Once the bleeding is controlled, it is important to arrange timely follow-up (within one week) with their primary care physician or an otolaryngologist. If any packing has been placed, this must remain undisturbed for 3-5 days before removal. Patients should begin an anti-staphylococcal antibiotic to prevent toxic shock syndrome. Underlying causes must be addressed before discharge (tight blood pressure control with goal SBP <120 mm Hg, reveral of any coagulopathy, etc.), and patients should use topical nasal saline in both nares to keep the packs moist and facilitate removal.
Patients with anterior nosebleeds can be discharged if the bleeding is controlled and hemodynamic stability is observed for at least one hour in the emergency department (ED), as well as having all predisposing factors medically optimized. Follow up with an otolaryngologist or their primary physician should occur in one week and they should begin nasal saline three times daily. If non-biodegradable packing is used, patients should return to the ED or ENT for packing removal in three to five days. If a patient, including pediatric patients, require posterior packing, admission is required to monitor for complications, particularly cardiac arrhythmias. All anticoagulants should ideally be discontinued but must be reversed or withheld to achieve the lowest dose acceptable if discontinuation is not possible.
Application of topical saline sprays or ointments to the nasal mucosa to ensure moisturization of the nasal mucosa can help to prevent recurrent epistaxis. Patients should also be advised to avoid hot foods, strenuous activity, blowing nose, or digital manipulation of the nose on discharge.
The care of nose bleeding is best performed by an interprofessional team. Most patients initially present to the emergency room and the triage nurse should be fully aware of the importance of admitting patients with a significant bleed. While most anterior nosebleeds can be arrested with digital pressure, a follow-up appointment is recommended in patients with repeat episodes. Even though nurses may not perform invasive procedures to stop the bleeding, they can be very effective in instructing patients how to properly compress the nose with fingers, which in most cases can arrest the bleeding.
Nasal packing is another option but the packing must be in place for three to five days, and repeated insertions and removals of various packs will only exacerbate the bleeding. Drug-induced nosebleeds may require a reversal of the INR and admission. The pharmacist should ensure that the patient does not restart the NSAID or other anticoagulant while the bleeding is active.

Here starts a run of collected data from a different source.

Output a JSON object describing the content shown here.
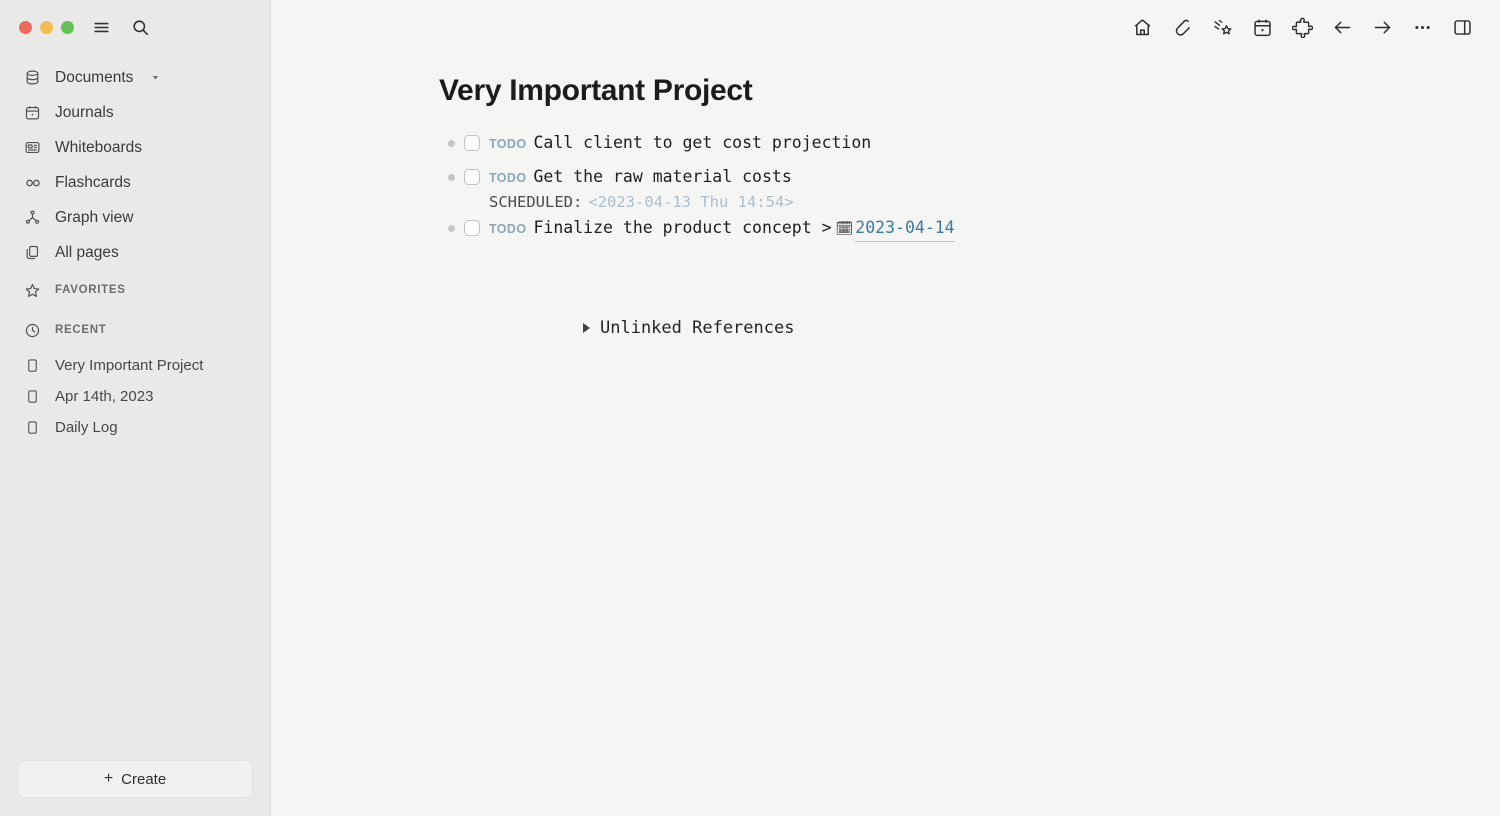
{
  "window": {
    "traffic_lights": [
      "close",
      "minimize",
      "maximize"
    ],
    "colors": {
      "close": "#ed6a5e",
      "minimize": "#f4bd4f",
      "maximize": "#61c454"
    }
  },
  "sidebar": {
    "menu_icon": "hamburger-icon",
    "search_icon": "search-icon",
    "nav": [
      {
        "label": "Documents",
        "icon": "database-icon",
        "has_caret": true
      },
      {
        "label": "Journals",
        "icon": "calendar-icon",
        "has_caret": false
      },
      {
        "label": "Whiteboards",
        "icon": "whiteboard-icon",
        "has_caret": false
      },
      {
        "label": "Flashcards",
        "icon": "infinity-icon",
        "has_caret": false
      },
      {
        "label": "Graph view",
        "icon": "graph-icon",
        "has_caret": false
      },
      {
        "label": "All pages",
        "icon": "pages-icon",
        "has_caret": false
      }
    ],
    "favorites": {
      "label": "FAVORITES",
      "icon": "star-icon",
      "items": []
    },
    "recent": {
      "label": "RECENT",
      "icon": "history-icon",
      "items": [
        {
          "label": "Very Important Project",
          "icon": "page-icon"
        },
        {
          "label": "Apr 14th, 2023",
          "icon": "page-icon"
        },
        {
          "label": "Daily Log",
          "icon": "page-icon"
        }
      ]
    },
    "create_button": {
      "label": "Create",
      "plus": "+"
    }
  },
  "toolbar": {
    "icons": [
      "home-icon",
      "pencil-icon",
      "shooting-star-icon",
      "calendar-icon",
      "puzzle-icon",
      "arrow-left-icon",
      "arrow-right-icon",
      "more-horizontal-icon",
      "sidebar-toggle-icon"
    ]
  },
  "page": {
    "title": "Very Important Project",
    "blocks": [
      {
        "marker": "TODO",
        "text": "Call client to get cost projection",
        "checked": false
      },
      {
        "marker": "TODO",
        "text": "Get the raw material costs",
        "checked": false,
        "scheduled_label": "SCHEDULED:",
        "scheduled_value": "<2023-04-13 Thu 14:54>"
      },
      {
        "marker": "TODO",
        "text": "Finalize the product concept >",
        "checked": false,
        "date_emoji": "🗓",
        "date_link": "2023-04-14"
      }
    ],
    "unlinked_references": {
      "label": "Unlinked References",
      "collapsed": true
    }
  },
  "colors": {
    "sidebar_bg": "#e9e9e7",
    "main_bg": "#f5f5f4",
    "todo_marker": "#8aa6bb",
    "scheduled_value": "#a9bfd0",
    "date_link": "#3d7b9e",
    "text": "#1f1e1c"
  }
}
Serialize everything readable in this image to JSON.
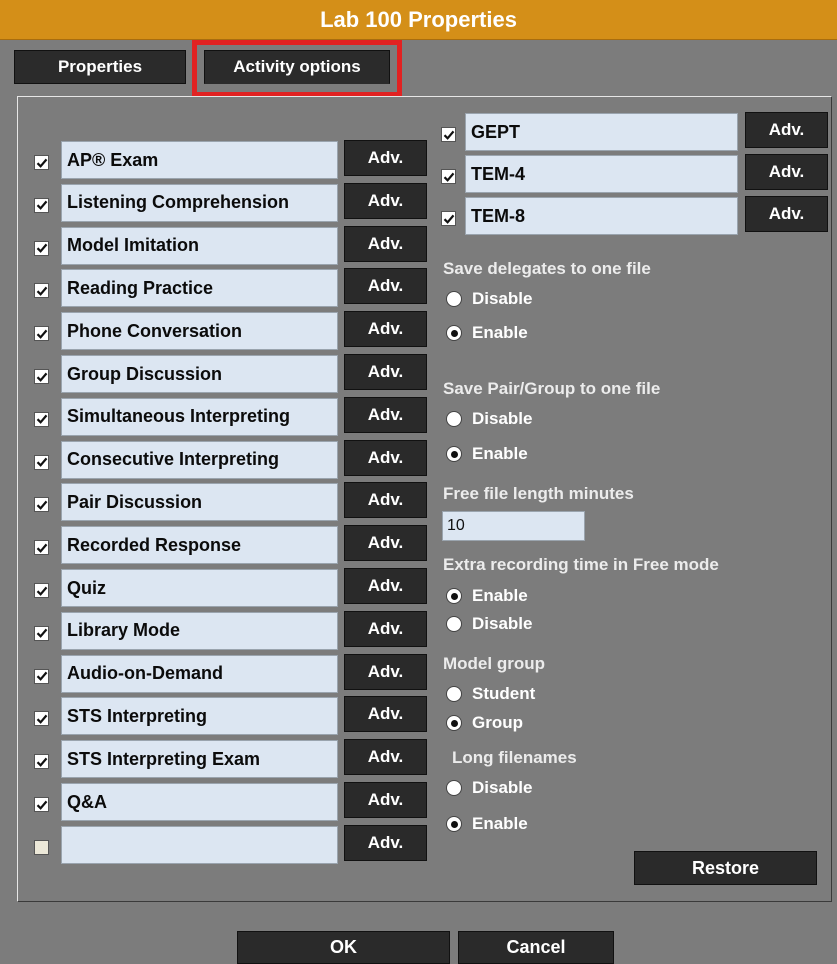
{
  "window": {
    "title": "Lab 100 Properties"
  },
  "tabs": {
    "properties": "Properties",
    "activity_options": "Activity options"
  },
  "activities": [
    {
      "label": "AP® Exam",
      "checked": true
    },
    {
      "label": "Listening Comprehension",
      "checked": true
    },
    {
      "label": "Model Imitation",
      "checked": true
    },
    {
      "label": "Reading Practice",
      "checked": true
    },
    {
      "label": "Phone Conversation",
      "checked": true
    },
    {
      "label": "Group Discussion",
      "checked": true
    },
    {
      "label": "Simultaneous Interpreting",
      "checked": true
    },
    {
      "label": "Consecutive Interpreting",
      "checked": true
    },
    {
      "label": "Pair Discussion",
      "checked": true
    },
    {
      "label": "Recorded Response",
      "checked": true
    },
    {
      "label": "Quiz",
      "checked": true
    },
    {
      "label": "Library Mode",
      "checked": true
    },
    {
      "label": "Audio-on-Demand",
      "checked": true
    },
    {
      "label": "STS Interpreting",
      "checked": true
    },
    {
      "label": "STS Interpreting Exam",
      "checked": true
    },
    {
      "label": "Q&A",
      "checked": true
    },
    {
      "label": "",
      "checked": false
    }
  ],
  "exams": [
    {
      "label": "GEPT",
      "checked": true
    },
    {
      "label": "TEM-4",
      "checked": true
    },
    {
      "label": "TEM-8",
      "checked": true
    }
  ],
  "adv_label": "Adv.",
  "settings": {
    "save_delegates": {
      "label": "Save delegates to one file",
      "options": [
        "Disable",
        "Enable"
      ],
      "selected": "Enable"
    },
    "save_pair_group": {
      "label": "Save Pair/Group to one file",
      "options": [
        "Disable",
        "Enable"
      ],
      "selected": "Enable"
    },
    "free_file_length": {
      "label": "Free file length minutes",
      "value": "10"
    },
    "extra_recording": {
      "label": "Extra recording time in Free mode",
      "options": [
        "Enable",
        "Disable"
      ],
      "selected": "Enable"
    },
    "model_group": {
      "label": "Model group",
      "options": [
        "Student",
        "Group"
      ],
      "selected": "Group"
    },
    "long_filenames": {
      "label": "Long filenames",
      "options": [
        "Disable",
        "Enable"
      ],
      "selected": "Enable"
    }
  },
  "buttons": {
    "restore": "Restore",
    "ok": "OK",
    "cancel": "Cancel"
  },
  "colors": {
    "title_bar": "#d48f18",
    "background": "#7c7c7c",
    "highlight": "#e12222",
    "field": "#dce6f2",
    "button": "#2a2a2a"
  }
}
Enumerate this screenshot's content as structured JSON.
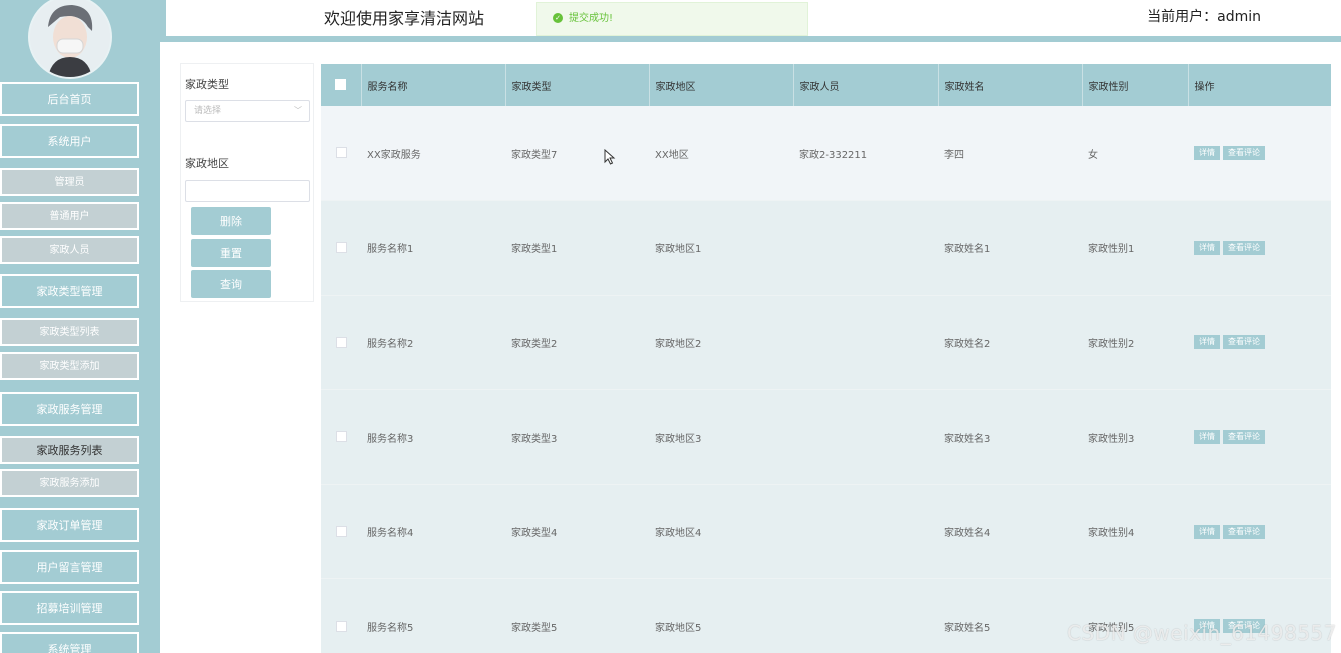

A hematologist consult is recommended to deal with patients with coagulopathy. In rare cases, embolization or cauterization may be required to stop a nose bleed. If the bleeding is posterior and/or severe, an ENT consultation is necessary. In some cases, the invasive radiologist may be required to perform embolization to stop the bleeding. Nurses should monitor the oxygen and hemodynamic status of all patients with moderate to severe nose bleeds. These patients should have intravenous access with the transfusion of crystalloids. The team members should communicate with each other to ensure that the patient is receiving the acceptable standard of care treatment.